I don't think there would be a swarm without a queen. Bees, even without a queen though, can gather and build if necessary. It's just what they do. A queen from a swarm could take longer than 5 days to lay. Other signs to look for would be setting up for a brood nest, like having groups of cells in adjacent combs that are all cleaned out and polished up for the queen. 

It could be that the swarm was a virgin queen from that cell. Maybe the colony swarmed earlier and this was an after swarm. Other empty cells could have been torn down by the time you looked. 

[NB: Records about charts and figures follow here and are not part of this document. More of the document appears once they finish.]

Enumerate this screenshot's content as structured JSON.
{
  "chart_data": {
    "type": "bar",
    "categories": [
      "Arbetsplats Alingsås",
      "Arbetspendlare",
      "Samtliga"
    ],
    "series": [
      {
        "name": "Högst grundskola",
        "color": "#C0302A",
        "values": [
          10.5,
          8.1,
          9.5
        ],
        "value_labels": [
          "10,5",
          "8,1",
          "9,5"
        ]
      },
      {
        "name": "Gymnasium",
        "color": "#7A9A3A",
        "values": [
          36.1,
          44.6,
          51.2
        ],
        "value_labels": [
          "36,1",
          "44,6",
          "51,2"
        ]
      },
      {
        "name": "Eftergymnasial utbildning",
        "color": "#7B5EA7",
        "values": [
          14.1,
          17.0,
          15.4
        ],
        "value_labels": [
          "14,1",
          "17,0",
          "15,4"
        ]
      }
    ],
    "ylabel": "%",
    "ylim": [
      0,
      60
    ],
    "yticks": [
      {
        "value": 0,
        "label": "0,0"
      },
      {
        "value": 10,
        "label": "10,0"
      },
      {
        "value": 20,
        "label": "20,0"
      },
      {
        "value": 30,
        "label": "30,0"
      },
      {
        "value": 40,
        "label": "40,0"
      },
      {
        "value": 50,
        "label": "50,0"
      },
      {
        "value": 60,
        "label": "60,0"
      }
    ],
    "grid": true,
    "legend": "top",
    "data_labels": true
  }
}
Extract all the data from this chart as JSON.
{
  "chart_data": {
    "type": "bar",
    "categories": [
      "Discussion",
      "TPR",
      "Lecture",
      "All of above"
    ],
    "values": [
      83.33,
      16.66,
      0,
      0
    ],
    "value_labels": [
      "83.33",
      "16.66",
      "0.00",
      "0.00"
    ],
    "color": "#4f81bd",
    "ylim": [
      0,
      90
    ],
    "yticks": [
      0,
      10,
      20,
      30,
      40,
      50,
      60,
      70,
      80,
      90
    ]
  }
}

I see queens all the time when I am inspecting my hives, but it seems when I am desperate to find a queen, that's usually when I can't. Patience is a good quality in beekeeping. I have read many threads where someone didn't want to wait a few days and does things to set them back further. You may just buy a new queen and find eggs when you want to release it. 

A good thing about 2 hives, you could take eggs and brood and put it in the swarm hive. If they make queen cells, they need a queen. Sometimes the frame of eggs and brood will be where the new queen finally starts laying. 

Hang on a few more days.


----------



## Crispy (Aug 23, 2016)

Opened up the original hive. Remember, all eight frame mediums. The bottom two boxes are a vast wasteland. Open cells everywhere. A tiny amount of honey. Not many bees hanging out down there. Didn't see any eggs. No larva. No brood.

Top two boxes are solid honey.

On ONE frame only, there were maybe three or four cells that could have been queen cells.

I did see some of my drones still in the hive. So not all drones have been cast out.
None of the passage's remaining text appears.